Nos anos de 1980 e 1990, em vista da frequente utilização desse modelo trilateral, o Tribunal Superior do Trabalho editou duas súmulas de jurisprudência uniforme, a de número 256 de 1896 e a de número 331, de dezembro de 1993, tratando sobre esse tema.

Súmula de número 256 do TST: ‘’salvo os casos previstos nas Leis nº. 6.019, de 3.01.74 e 7.102, de 20.6.1983, é ilegal a contratação de trabalhadores por empresa interposta, formando-se o vinculo empregatício diretamente com o tomador dos serviços. ’’

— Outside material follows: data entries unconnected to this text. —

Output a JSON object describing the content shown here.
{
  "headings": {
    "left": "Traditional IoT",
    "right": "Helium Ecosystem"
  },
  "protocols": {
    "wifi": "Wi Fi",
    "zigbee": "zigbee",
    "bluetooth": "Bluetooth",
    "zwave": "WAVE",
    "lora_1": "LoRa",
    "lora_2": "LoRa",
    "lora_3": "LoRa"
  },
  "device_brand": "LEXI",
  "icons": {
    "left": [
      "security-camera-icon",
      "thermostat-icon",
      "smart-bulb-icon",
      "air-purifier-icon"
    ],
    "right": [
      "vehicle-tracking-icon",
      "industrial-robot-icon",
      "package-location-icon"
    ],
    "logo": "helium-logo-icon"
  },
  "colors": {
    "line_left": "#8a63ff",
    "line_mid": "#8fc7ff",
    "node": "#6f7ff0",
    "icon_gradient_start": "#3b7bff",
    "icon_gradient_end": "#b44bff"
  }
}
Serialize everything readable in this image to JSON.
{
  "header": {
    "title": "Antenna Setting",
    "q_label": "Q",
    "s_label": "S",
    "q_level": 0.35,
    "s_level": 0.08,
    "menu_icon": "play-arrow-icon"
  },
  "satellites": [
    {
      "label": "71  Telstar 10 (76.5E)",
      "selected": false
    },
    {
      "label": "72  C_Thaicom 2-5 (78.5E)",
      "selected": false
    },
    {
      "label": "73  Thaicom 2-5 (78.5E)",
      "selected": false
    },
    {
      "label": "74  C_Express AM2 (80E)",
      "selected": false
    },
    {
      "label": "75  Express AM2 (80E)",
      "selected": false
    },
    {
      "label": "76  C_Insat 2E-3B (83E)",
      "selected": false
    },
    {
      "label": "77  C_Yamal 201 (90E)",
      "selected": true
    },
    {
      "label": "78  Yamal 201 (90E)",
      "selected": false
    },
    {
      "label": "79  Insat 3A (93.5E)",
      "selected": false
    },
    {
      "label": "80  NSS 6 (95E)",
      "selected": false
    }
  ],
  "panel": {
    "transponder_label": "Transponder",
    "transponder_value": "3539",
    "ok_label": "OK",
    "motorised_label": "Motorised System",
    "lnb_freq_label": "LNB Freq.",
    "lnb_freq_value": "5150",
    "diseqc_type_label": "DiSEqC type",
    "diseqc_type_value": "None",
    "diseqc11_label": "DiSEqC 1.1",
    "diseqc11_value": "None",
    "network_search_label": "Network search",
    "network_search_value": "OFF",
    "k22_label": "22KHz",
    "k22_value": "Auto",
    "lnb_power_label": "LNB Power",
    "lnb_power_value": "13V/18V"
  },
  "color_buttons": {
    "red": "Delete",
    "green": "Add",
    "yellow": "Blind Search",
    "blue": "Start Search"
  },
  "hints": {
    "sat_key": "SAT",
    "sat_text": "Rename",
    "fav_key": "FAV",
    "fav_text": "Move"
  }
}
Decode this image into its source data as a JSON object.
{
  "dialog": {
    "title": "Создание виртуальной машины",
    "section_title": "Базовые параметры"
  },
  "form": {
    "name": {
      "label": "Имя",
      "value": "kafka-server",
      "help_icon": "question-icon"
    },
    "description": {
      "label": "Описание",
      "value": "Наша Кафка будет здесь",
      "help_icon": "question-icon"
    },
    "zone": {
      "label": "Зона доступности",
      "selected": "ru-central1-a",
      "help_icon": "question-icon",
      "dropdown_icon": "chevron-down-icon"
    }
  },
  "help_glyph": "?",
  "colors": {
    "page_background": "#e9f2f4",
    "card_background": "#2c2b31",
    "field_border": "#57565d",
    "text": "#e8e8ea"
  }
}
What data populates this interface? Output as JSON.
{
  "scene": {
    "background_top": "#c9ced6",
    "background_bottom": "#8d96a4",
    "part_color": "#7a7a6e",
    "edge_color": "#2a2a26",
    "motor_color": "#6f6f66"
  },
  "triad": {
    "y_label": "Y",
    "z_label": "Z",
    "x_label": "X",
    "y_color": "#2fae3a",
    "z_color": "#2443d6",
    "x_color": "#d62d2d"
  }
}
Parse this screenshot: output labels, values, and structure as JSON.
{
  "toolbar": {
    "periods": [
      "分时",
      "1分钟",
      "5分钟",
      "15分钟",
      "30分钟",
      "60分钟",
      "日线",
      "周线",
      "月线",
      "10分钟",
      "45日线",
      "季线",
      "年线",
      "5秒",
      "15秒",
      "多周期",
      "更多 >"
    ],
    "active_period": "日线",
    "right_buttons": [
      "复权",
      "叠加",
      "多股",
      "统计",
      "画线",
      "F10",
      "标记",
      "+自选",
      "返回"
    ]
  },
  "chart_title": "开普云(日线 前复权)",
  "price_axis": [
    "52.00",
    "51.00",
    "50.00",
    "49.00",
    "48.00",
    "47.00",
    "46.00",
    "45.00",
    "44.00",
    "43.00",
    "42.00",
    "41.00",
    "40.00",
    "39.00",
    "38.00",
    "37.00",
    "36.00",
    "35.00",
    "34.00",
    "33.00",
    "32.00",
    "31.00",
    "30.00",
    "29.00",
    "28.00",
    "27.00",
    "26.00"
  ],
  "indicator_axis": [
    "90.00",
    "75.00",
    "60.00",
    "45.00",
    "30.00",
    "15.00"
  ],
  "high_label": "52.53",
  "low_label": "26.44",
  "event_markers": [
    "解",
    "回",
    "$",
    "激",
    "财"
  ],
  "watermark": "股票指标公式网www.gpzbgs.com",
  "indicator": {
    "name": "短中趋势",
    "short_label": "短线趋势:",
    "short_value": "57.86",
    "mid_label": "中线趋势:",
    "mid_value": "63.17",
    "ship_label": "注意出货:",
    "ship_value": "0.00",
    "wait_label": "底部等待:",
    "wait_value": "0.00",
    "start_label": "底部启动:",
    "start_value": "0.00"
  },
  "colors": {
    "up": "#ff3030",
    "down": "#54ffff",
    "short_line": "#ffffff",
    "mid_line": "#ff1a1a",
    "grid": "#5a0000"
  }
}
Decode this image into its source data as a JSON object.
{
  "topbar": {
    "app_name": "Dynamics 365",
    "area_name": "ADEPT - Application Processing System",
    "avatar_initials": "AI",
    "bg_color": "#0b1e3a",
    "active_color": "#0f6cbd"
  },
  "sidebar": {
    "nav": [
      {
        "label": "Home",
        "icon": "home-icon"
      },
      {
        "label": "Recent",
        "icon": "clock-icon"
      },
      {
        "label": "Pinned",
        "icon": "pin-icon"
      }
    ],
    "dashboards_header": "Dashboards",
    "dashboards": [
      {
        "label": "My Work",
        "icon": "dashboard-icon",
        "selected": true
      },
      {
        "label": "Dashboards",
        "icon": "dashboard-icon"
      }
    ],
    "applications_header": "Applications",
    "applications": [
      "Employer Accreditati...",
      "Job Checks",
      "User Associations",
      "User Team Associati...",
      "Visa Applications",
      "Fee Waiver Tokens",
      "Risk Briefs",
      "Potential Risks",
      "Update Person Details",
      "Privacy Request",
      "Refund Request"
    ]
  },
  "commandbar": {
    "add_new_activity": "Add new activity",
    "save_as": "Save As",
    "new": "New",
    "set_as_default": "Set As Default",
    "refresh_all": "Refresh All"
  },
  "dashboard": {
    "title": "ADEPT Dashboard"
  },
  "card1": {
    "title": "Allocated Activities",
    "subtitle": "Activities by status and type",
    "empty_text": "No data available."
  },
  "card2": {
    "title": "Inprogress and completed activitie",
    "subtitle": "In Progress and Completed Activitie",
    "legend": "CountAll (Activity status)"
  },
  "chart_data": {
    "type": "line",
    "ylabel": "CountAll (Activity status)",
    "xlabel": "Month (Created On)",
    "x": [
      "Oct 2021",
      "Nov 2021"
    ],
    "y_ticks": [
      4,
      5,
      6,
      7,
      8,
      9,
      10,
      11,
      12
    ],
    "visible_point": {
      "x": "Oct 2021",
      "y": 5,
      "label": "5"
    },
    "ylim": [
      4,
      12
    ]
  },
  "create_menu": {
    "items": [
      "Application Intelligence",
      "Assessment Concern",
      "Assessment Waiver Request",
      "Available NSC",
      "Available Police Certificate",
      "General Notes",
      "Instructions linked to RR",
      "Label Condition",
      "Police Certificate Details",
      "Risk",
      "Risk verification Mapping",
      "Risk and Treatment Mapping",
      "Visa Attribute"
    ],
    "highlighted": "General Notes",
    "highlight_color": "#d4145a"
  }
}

Com as exceções constantes existentes na referida súmula e junto ao posterior advento da Constituição Federal de 1988, que vetou de forma expressa a contratação de servidores sem a realização de concurso público, veio a revisão da mesma na forma Súmula 331 do TST:

’’CONTRATO DE PRESTAÇÃO DE SERVIÇOS. LEGALIDADE (nova redação do item IV e inseridos os itens V e VI à redação) – Res. 174/2011, DEJT divulgado em 27, 30 e 31.05.2011 
I – A contratação de trabalhadores por empresa interposta é ilegal, formando-se o vínculo diretamente com o tomador dos serviços, salvo no caso de trabalho temporário (Lei nº 6.019, de 03.01.1974). 
II – A contratação irregular de trabalhador, mediante empresa interposta, não gera vínculo de emprego com os órgãos da Administração Pública direta, indireta ou fundacional (art. 37, II, da CF/1988). 
III – Não forma vínculo de emprego com o tomador a contratação de serviços de vigilância (Lei nº 7.102, de 20.06.1983) e de conservação e limpeza, bem como a de serviços especializados ligados à atividade-meio do tomador, desde que inexistente a pessoalidade e a subordinação direta. 
IV – O inadimplemento das obrigações trabalhistas, por parte do empregador, implica a responsabilidade subsidiária do tomador dos serviços quanto àquelas obrigações, desde que haja participado da relação processual e conste também do título executivo judicial. 
V – Os entes integrantes da Administração Pública direta e indireta respondem subsidiariamente, nas mesmas condições do item IV, caso evidenciada a sua conduta culposa no cumprimento das obrigações da Lei n.º 8.666, de 21.06.1993, especialmente na fiscalização do cumprimento das obrigações contratuais e legais da prestadora de serviço como empregadora. A aludida responsabilidade não decorre de mero inadimplemento das obrigações trabalhistas assumidas pela empresa regularmente contratada. 
VI – A responsabilidade subsidiária do tomador de serviços abrange todas as verbas decorrentes da condenação referentes ao período da prestação laboral.’’

Nota-se que a súmula veio para cobrir as lacunas da antiga súmula 256, e fixar as hipóteses de terceirização vindas do Decreto lei nº 200/67 e da Lei nº 5.645/70 (conservação e limpeza e atividades-meio). Além de ter deixado explícito a vedação constitucional de contratação de servidores sem a formalidade do concurso público.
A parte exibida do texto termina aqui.